In running for a seat on the Howard County school board, Elkridge resident Corey Andrews says he understands concerns of students in an area of the county where some residents feel their voices often go unheard.
After all, Andrews is still a student himself.
The Howard High School senior, 17, who once ran unsuccessfully for the board as a student member, is among three Elkridge-area residents in the 14-candidate field vying for three seats in April's primary. He turns 18 before the general election in November, making him eligible to run.
"I'm a little concerned with what's going on with the school board, but I'd rather not be on the sidelines watching," said Andrews, who added that he plans to attend Howard Community College after graduation. "School overcrowding is a big problem, especially in the eastern part of the county."
The other residents from the Elkridge area running for the board are Olga Butler, 35, who is a member of the parent-teacher organization at Long Reach High School in Columbia, where her son attends, and Leslie Kornreich, who lives in Hanover, which is part of the Greater Elkridge community.
Butler, a Wilde Lake High graduate, has spent much of her career working in the human services field with crime, domestic violence and sexual assault victims and now works in private industry. She said it is her first attempt at seeking public office and added that she became interested in school board policy and procedures last year after her son began attending Long Reach.
Kornreich, who ran last year, said that though the current school board field is "crowded," it reflects voter discontent.
"The fact that three people are running from Elkridge gives a sense that we've got issues, people are starting to recognize it and we want people to pay attention to it," Kornreich said.
The three hail from a community where county officials recently completed the sale of land for a 600-seat elementary school on Ducketts Lane that will open next year.
The Ducketts Lane site was chosen after plans to put the school on Coca Cola Drive were dashed amid concerns about, among other things, its proximity to a proposed CSX intermodal rail station.

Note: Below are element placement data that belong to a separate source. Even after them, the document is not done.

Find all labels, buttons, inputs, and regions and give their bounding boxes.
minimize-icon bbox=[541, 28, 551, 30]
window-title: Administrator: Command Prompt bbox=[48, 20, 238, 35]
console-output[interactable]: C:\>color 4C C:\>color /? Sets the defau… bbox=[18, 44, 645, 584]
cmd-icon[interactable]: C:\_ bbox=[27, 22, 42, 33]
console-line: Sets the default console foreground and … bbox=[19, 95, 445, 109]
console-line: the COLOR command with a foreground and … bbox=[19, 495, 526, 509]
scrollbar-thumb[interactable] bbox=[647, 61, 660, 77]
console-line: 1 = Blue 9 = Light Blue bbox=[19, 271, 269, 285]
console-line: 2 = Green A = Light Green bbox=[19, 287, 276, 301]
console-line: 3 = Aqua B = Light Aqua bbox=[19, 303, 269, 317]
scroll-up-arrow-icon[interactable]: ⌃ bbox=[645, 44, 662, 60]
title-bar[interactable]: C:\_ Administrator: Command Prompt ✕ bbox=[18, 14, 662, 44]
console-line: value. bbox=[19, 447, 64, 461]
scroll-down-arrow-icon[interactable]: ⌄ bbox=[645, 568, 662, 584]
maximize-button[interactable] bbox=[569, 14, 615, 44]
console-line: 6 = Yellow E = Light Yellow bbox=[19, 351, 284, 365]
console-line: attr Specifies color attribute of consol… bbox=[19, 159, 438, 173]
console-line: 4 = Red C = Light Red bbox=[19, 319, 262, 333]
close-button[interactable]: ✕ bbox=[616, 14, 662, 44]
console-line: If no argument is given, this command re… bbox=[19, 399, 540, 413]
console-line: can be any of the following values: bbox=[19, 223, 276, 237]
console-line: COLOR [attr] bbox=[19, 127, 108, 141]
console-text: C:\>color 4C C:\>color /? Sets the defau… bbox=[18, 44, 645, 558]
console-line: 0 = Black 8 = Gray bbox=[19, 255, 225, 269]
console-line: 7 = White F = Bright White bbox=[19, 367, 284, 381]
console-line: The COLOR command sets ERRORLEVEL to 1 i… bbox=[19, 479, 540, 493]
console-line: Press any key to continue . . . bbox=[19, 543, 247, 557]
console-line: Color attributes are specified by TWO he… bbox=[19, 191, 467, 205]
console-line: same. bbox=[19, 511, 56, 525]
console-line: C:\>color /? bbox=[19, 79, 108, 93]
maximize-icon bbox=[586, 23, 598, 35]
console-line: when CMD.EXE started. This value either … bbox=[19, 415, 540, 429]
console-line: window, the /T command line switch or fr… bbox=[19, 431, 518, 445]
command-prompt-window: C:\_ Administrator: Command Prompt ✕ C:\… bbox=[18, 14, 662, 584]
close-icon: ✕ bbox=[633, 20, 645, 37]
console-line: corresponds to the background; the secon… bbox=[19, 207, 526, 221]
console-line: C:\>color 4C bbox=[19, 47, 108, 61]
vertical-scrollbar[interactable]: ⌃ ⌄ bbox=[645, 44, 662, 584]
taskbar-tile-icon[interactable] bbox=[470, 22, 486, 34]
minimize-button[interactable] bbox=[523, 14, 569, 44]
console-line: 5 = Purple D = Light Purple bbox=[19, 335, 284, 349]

During the process, Elkridge parents argued that their concerns are often not heard by a board with no members from their community. Late last year, County Executive Ken Ulman created a school commission to examine changing the school board to a hybrid model after concern by some residents over lack of racial and geographic diversity on the board. A bill was introduced in the General Assembly to change the makeup, but it was ultimately dropped.
Both Butler and Andrews say that they can relate to the concerns of parents in the community.
"It's one of those things where in my neighborhood I realize how many buses it takes to pick up students to go to one school, how far some buses pick up students to go to Long Reach High School," said Butler. "Because I see that every day, I can understand the frustration of people in Elkridge about many on the board who don't see that.
"Having some representation on the board, whether it be from Elkridge, Columbia, Western Howard County, North Laurel, it's all part of the county, but it does bring to the table the different and diverse issues that affect those different parts of the county."
Butler said she believes that among the board's priorities should be "building healthy relationships."
"We can successfully do that within the board, within the school system and it trickles down to our teachers, our parents and our students," she said.
Andrews said that he believes the board would be better served with representation from various parts of the county. "I don't think there is a good representative for Elkridge on the board," he said. "I think that at all levels Elkridge hasn't gotten the same treatment as the rest of the county has. I think if you just look at Route 1 compared to Columbia and Ellicott City, you see that it really hasn't gotten the same attention."
Andrews said that as a student he also can shed light on an issue he said he rarely hears mentioned among school system officials: behavior and discipline in schools.
"This is where I think I bring a younger perspective," he said. "Behavior and discipline is so bad in schools, even here in Howard County, that every day it interferes with instructional time. I think the way to deal with is at a very young age instill values like respect and honesty in students.
"The way the school system deals with it now is to put police officers in the schools, and I don't think that's a solution. I think it's a temporary Band-Aid for a big issue."